Fig. 13.6 Cytological examination of a vitrectomy specimen showing lymphoma cells with large round nuclei with indistinct cytoplasm

chain reaction (PCR) [6]. In cases where shipment of the vitrectomy specimen to different institutes is required, the material can be fixed in equal volume of 90% ethanol. Such fixed tissue is processed for cell block preparations followed by hematoxylin-eosin stain, immunophenotyping to determine clonality, and special stains for infectious agents. A core vitrectomy is completed, and the resulting diluted sample and cassette washings may be used for additional studies such as flow cytometry, immunohistochemistry, and molecular analysis [6].

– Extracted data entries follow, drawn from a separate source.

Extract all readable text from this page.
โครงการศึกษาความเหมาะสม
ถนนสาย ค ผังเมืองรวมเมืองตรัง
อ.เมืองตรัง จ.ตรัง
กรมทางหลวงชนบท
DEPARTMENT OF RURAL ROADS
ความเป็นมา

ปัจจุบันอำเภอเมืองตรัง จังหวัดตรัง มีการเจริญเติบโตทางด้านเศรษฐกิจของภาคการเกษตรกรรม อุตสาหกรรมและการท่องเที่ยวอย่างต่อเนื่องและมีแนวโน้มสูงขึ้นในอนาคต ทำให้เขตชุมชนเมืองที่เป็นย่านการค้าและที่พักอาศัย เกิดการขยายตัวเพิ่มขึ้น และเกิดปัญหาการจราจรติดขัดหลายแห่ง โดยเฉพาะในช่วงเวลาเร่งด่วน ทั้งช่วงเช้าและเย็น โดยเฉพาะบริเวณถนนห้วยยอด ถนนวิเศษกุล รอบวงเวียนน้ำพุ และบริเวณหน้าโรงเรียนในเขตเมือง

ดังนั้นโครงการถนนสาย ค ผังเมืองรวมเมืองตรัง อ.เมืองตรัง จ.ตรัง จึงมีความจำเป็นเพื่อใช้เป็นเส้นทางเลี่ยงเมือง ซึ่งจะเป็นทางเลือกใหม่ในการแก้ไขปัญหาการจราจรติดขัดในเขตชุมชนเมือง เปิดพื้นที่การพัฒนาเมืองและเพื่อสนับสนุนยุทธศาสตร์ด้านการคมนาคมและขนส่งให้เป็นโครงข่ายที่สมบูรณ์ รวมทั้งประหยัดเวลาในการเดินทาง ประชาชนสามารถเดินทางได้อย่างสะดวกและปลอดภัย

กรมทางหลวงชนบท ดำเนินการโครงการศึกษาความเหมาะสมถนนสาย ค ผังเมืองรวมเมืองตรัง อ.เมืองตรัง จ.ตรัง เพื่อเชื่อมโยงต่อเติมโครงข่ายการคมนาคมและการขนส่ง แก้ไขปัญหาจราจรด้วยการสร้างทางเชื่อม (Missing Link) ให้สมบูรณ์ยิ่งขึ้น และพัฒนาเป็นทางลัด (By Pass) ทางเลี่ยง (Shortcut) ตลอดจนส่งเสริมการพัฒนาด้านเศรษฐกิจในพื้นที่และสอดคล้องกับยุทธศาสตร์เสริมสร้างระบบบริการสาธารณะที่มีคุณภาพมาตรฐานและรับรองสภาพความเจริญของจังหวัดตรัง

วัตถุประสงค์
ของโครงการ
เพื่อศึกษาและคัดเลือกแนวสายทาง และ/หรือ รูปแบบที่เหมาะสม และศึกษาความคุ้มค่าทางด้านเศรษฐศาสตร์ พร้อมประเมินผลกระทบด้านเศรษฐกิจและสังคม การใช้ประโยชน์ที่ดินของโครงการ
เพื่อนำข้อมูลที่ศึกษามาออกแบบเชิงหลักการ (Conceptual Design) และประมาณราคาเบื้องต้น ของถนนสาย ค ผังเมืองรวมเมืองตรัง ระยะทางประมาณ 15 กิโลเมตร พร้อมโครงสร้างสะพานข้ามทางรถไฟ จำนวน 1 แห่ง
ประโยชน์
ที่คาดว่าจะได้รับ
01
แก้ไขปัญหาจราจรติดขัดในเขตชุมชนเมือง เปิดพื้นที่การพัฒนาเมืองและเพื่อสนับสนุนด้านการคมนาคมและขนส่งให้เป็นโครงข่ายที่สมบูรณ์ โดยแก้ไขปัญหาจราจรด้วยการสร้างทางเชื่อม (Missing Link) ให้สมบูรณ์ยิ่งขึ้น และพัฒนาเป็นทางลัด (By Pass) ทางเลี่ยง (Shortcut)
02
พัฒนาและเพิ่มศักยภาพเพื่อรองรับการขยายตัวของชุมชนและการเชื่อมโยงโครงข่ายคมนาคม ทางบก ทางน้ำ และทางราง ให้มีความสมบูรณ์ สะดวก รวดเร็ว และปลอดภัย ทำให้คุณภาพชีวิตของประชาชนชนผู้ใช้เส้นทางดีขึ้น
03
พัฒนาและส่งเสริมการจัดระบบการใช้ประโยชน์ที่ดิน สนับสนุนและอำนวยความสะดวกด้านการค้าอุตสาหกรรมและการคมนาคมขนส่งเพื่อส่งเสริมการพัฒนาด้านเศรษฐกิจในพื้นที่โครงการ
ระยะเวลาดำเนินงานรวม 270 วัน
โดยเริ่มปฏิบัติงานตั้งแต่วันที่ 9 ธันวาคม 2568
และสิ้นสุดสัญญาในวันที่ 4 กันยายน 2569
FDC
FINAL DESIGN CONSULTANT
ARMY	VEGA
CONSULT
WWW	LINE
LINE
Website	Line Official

Under light microscopy, tumor cells typically display large round, oval, or indented hyperchromatic nuclei with prominent eccentric eosinophilic nucleoli, mitotic figures, a coarse chromatin pattern, indistinct cytoplasm, pleomorphism, and occasionally finger-like projections from the nuclei (Fig. 13.6) [6, 13, 15, 16, 30, 33]. Reactive T lymphocytes, fibrin, cellular debris, and apoptotic and necrotic cells are often found in conjunction with the lymphoma cells, underscoring the importance of having an experienced cytopathologist [6]. Electron microscopic studies reveal that intranuclear inclusions, cytoplasmic crystalloids, pseudopodal cytoplasmic extensions, cytosomes with autophagic vacuoles, and electron-dense bundles may be seen in the intercellular space [43]. Cytological examination can

detect lymphoma cells, but it cannot differentiate between a B-cell and T-cell origin [6].

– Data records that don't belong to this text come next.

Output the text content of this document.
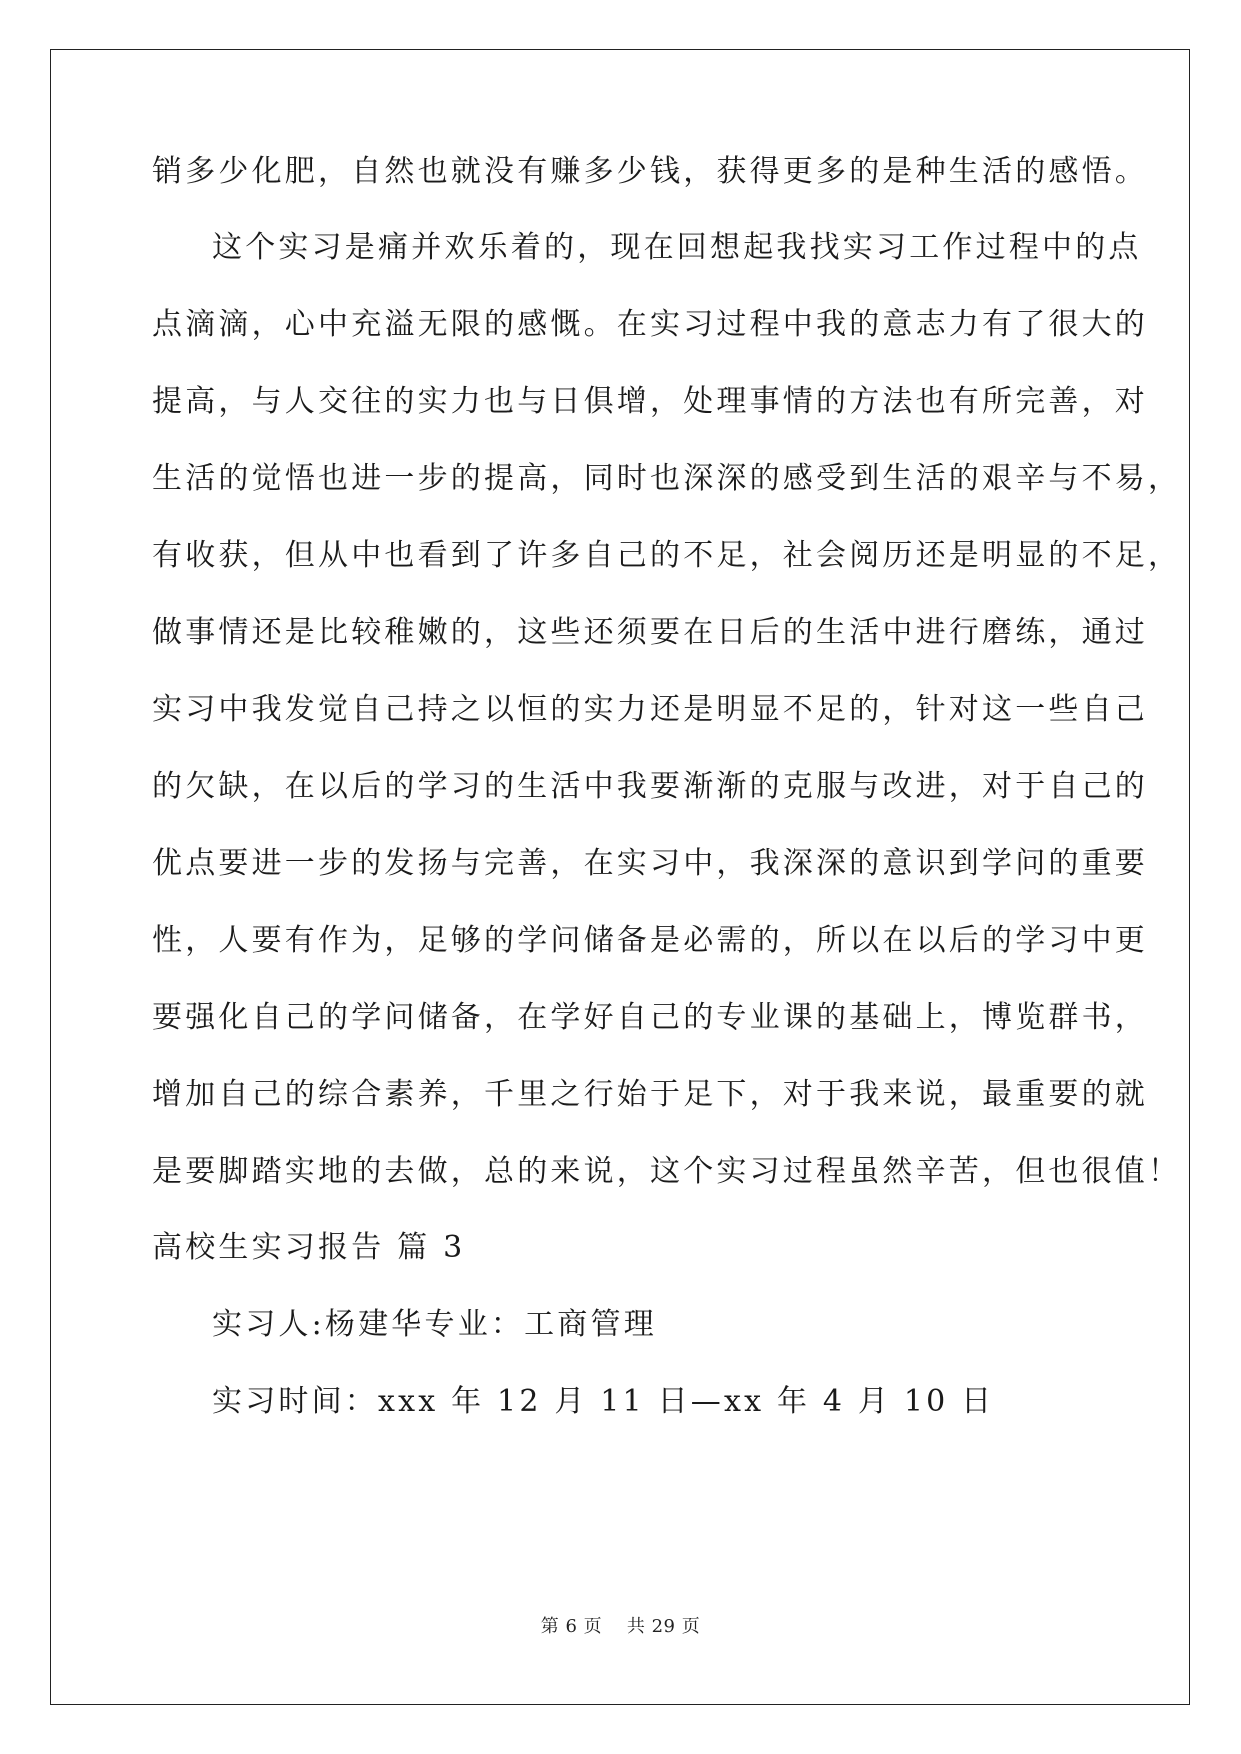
销多少化肥，自然也就没有赚多少钱，获得更多的是种生活的感悟。
这个实习是痛并欢乐着的，现在回想起我找实习工作过程中的点
点滴滴，心中充溢无限的感慨。在实习过程中我的意志力有了很大的
提高，与人交往的实力也与日俱增，处理事情的方法也有所完善，对
生活的觉悟也进一步的提高，同时也深深的感受到生活的艰辛与不易，
有收获，但从中也看到了许多自己的不足，社会阅历还是明显的不足，
做事情还是比较稚嫩的，这些还须要在日后的生活中进行磨练，通过
实习中我发觉自己持之以恒的实力还是明显不足的，针对这一些自己
的欠缺，在以后的学习的生活中我要渐渐的克服与改进，对于自己的
优点要进一步的发扬与完善，在实习中，我深深的意识到学问的重要
性，人要有作为，足够的学问储备是必需的，所以在以后的学习中更
要强化自己的学问储备，在学好自己的专业课的基础上，博览群书，
增加自己的综合素养，千里之行始于足下，对于我来说，最重要的就
是要脚踏实地的去做，总的来说，这个实习过程虽然辛苦，但也很值！
高校生实习报告 篇 3
实习人:杨建华专业：工商管理
实习时间：xxx 年 12 月 11 日—xx 年 4 月 10 日
第 6 页　 共 29 页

Histopathologic examination reveals that neoplastic cells are primarily seen in the vitreous, in the sub-RPE and subretinal spaces, and in the retina, optic nerve head, and rarely choroid [17, 19]. Involvement of the vitreous by neoplastic cells can produce effects similar to inflammation [7]. The vitreous can become condensed, liquefied, cloudy, and detached. A vitreous cellular infiltrate might be the only ocular manifestation of the disease. They form fluffy nondiscrete opacities. Occasionally, the anterior segment of the eye is involved. A chronic inflammatory infiltrate in the uveal tract has been described [16]. The choroid can be diffusely thickened and sometimes infiltrated with inflammatory cells primarily made up of reactive T cells, macrophages, and B lymphocytes [15, 21]. The RPE detachments from sub-RPE tumor cell deposits can evolve to RPE atrophy, photoreceptor layer atrophy, and disciform scars [32]. Tumor cells are typically arranged around blood vessels in the retina and/or brain. Extensive infiltration of the retina and optic nerve head may lead to coagulative necrosis [14, 16].

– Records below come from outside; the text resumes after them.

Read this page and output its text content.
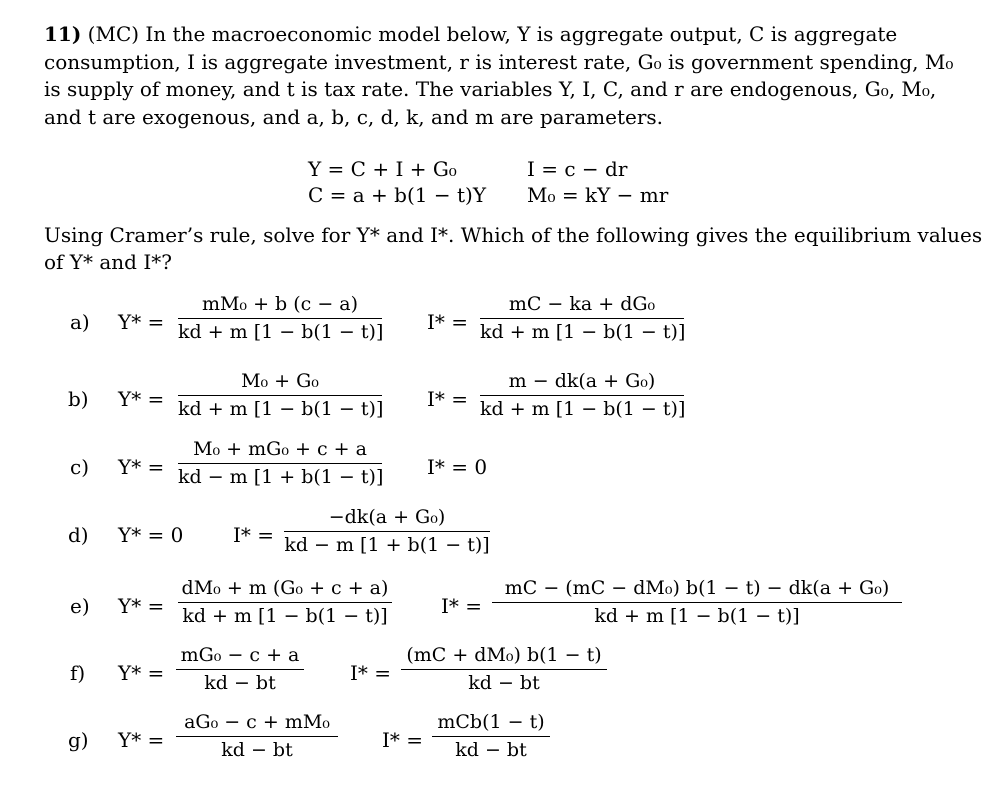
11) (MC) In the macroeconomic model below, Y is aggregate output, C is aggregate
consumption, I is aggregate investment, r is interest rate, G₀ is government spending, M₀
is supply of money, and t is tax rate. The variables Y, I, C, and r are endogenous, G₀, M₀,
and t are exogenous, and a, b, c, d, k, and m are parameters.
Y = C + I + G₀
C = a + b(1 − t)Y
I = c − dr
M₀ = kY − mr
Using Cramer’s rule, solve for Y* and I*. Which of the following gives the equilibrium values
of Y* and I*?
a) Y* =
mM₀ + b (c − a)
kd + m [1 − b(1 − t)] I* =
mC − ka + dG₀
kd + m [1 − b(1 − t)]
b) Y* =
M₀ + G₀
kd + m [1 − b(1 − t)] I* =
m − dk(a + G₀)
kd + m [1 − b(1 − t)]
c) Y* =
M₀ + mG₀ + c + a
kd − m [1 + b(1 − t)] I* = 0
d) Y* = 0 I* =
−dk(a + G₀)
kd − m [1 + b(1 − t)]
e) Y* =
dM₀ + m (G₀ + c + a)
kd + m [1 − b(1 − t)]	I* =
mC − (mC − dM₀) b(1 − t) − dk(a + G₀)
kd + m [1 − b(1 − t)]
f) Y* =
mG₀ − c + a
kd − bt	I* =
(mC + dM₀) b(1 − t)
kd − bt
g) Y* =
aG₀ − c + mM₀
kd − bt	I* =
mCb(1 − t)
kd − bt
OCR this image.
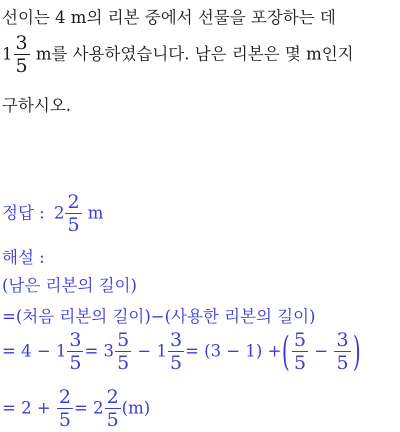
선이는 4 m의 리본 중에서 선물을 포장하는 데
$1 \frac{3}{5}$ m를 사용하였습니다. 남은 리본은 몇 m인지
구하시오.
정답 : $2 \frac{2}{5}$ m
해설 :
(남은 리본의 길이)
=(처음 리본의 길이)−(사용한 리본의 길이)
= $4 - 1 \frac{3}{5} = 3 \frac{5}{5} - 1 \frac{3}{5} = (3 - 1)$ +( $\frac{5}{5} - \frac{3}{5}$ )
= $2 + \frac{2}{5} = 2 \frac{2}{5} (m)$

Most PVRLs are monoclonal B-cell lymphomas [3, 6–8]. A minority of cases are of T-cell origin and can simulate a reactive inflammatory process. Immunohistochemical stained sections or immunophenotyping by flow cytometry showing a monoclonal response of B-cell markers such as CD19, CD20, and CD22 with either a kappa or lambda light chain restricted expression help make the diagnosis in cases where cytopathology is equivocal [6, 30]. Flow cytometry can analyze multiple markers simultaneously. The number of cells required to perform cell typing was the limiting factor in studying immune characterization of PVRL by flow cytometry [6]. Furthermore, some B-cell lymphomas do not express surface markers, thus preventing its recognition by flow cytometry [6]. Immunohistochemistry for T-cell markers such as CD3 and/or PCR for T-cell receptor gene rearrangements can help identify PVRL of T-cell origin [6].

PCR analysis can demonstrate the monoclonal proliferation of B lymphocytes in the vitreous [6, 7].